Faute de perspectives, des centaines de jeunes de la ville sont contraints à travailler illégalement dans des mines non sécurisées. Suite au décès par noyade de deux jeunes dans une mine clandestine d'extraction de charbon, des protestations ont commencé fin décembre dans cette ville minière fortement touchée par le chômage, située à 60 kilomètres d'Oujda, près de la frontière algérienne.

Le week-end dernier, les manifestants ont à nouveau réclamé des perspectives de travail. Ce 30 décembre, une délégation dirigée par le gouverneur de la région de l'Oriental, dont Jerada est le chef-lieu, a rencontré les manifestants.

Trouver une sortie de crise

Une réunion présidée par le gouverneur a eu lieu en présence des partis politiques ainsi que des représentants syndicaux et de la société civile. Les intervenants ont insisté sur la nécessité de dialoguer avec les jeunes du mouvement de protestation.

« Un comité de dialogue a été formé et nous allons dévoiler les noms de ses membres ce soir, durant la nouvelle manifestation qui aura lieu sur la place de l'Espoir à Jerada, détaille Said Zeroual, de l'association marocaine de droits de l'homme de Jerada.

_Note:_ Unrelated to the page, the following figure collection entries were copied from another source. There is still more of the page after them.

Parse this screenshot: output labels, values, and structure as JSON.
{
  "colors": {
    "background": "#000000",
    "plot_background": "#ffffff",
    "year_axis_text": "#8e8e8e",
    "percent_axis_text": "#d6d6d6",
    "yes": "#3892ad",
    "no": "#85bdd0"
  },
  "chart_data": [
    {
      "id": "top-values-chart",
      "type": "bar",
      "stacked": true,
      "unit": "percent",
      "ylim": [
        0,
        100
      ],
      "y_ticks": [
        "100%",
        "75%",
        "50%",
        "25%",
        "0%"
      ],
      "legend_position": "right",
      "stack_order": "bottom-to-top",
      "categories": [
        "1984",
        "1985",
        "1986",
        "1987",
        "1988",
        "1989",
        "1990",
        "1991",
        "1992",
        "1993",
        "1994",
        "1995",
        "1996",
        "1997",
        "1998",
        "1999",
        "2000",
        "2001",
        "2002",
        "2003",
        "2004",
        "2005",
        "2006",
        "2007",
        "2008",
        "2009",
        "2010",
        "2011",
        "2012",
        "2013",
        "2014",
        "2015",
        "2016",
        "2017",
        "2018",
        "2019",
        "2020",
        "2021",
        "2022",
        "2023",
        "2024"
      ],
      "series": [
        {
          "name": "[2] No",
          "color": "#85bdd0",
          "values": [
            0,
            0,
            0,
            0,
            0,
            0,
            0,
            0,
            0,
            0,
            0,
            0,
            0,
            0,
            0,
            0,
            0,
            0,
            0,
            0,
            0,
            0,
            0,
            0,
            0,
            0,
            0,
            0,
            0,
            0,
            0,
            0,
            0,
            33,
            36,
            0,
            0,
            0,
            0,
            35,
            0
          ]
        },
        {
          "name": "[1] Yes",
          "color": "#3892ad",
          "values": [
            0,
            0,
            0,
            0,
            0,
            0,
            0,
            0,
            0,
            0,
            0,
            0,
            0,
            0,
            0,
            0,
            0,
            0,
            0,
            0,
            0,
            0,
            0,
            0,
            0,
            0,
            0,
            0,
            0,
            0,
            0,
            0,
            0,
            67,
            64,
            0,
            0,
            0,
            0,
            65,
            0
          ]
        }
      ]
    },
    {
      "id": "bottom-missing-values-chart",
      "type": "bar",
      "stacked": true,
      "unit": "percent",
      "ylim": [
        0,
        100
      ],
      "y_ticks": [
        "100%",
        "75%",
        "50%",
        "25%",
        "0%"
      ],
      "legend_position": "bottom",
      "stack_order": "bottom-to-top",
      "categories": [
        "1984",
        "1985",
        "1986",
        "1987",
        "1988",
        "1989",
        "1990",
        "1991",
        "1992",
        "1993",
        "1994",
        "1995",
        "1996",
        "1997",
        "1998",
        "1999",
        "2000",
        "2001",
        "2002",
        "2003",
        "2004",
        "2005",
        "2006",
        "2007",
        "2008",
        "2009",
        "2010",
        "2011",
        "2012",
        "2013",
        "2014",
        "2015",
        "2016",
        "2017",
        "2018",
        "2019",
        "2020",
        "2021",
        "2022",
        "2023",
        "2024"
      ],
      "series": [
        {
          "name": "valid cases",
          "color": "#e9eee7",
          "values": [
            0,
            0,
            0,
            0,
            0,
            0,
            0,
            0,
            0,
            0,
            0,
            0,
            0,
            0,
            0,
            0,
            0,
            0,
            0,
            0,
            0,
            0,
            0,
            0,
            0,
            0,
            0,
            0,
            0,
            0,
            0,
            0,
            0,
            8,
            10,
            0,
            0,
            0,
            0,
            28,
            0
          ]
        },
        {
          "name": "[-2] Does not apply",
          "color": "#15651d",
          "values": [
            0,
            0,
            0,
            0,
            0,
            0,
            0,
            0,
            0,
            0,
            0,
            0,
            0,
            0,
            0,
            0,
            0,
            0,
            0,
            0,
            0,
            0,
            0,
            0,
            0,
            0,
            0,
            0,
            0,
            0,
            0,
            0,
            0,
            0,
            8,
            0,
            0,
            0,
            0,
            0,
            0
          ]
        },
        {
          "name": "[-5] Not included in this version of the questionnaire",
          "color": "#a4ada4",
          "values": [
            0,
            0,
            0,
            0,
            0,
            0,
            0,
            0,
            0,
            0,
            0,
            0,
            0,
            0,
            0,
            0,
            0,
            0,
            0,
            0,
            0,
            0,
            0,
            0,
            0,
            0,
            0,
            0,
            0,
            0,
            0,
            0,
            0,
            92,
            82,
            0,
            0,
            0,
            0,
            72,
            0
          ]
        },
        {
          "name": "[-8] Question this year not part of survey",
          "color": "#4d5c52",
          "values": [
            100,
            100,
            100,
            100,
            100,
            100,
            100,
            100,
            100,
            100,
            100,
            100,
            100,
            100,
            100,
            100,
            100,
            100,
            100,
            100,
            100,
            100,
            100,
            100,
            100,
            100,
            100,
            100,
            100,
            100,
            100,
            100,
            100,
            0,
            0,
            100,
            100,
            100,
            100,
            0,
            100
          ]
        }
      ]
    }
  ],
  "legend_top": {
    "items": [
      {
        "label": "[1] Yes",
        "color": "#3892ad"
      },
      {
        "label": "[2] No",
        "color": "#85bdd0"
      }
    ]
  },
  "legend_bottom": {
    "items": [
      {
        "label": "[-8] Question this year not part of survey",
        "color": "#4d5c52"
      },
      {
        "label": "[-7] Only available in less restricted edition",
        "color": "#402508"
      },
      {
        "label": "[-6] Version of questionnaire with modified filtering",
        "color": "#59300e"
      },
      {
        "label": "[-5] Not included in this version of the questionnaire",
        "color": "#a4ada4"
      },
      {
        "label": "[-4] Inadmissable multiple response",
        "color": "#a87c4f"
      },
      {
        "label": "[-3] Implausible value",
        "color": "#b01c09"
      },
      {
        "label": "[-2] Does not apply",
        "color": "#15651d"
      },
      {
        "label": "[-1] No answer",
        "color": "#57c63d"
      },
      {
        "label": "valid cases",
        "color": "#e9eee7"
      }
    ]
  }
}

Ce comité se chargera de discuter avec les autorités d'autres solutions économiques pour Jerada, des solutions pour que nos jeunes ne meurent plus dans les mines ».

« Les jeunes continueront à manifester jusqu'à aboutir à un dialogue responsable, promet le militant. Parce que jusqu’à maintenant, nous n'avons pas vu de délégation ministérielle dans la région pour étudier nos problèmes et trouver une sortie de crise ».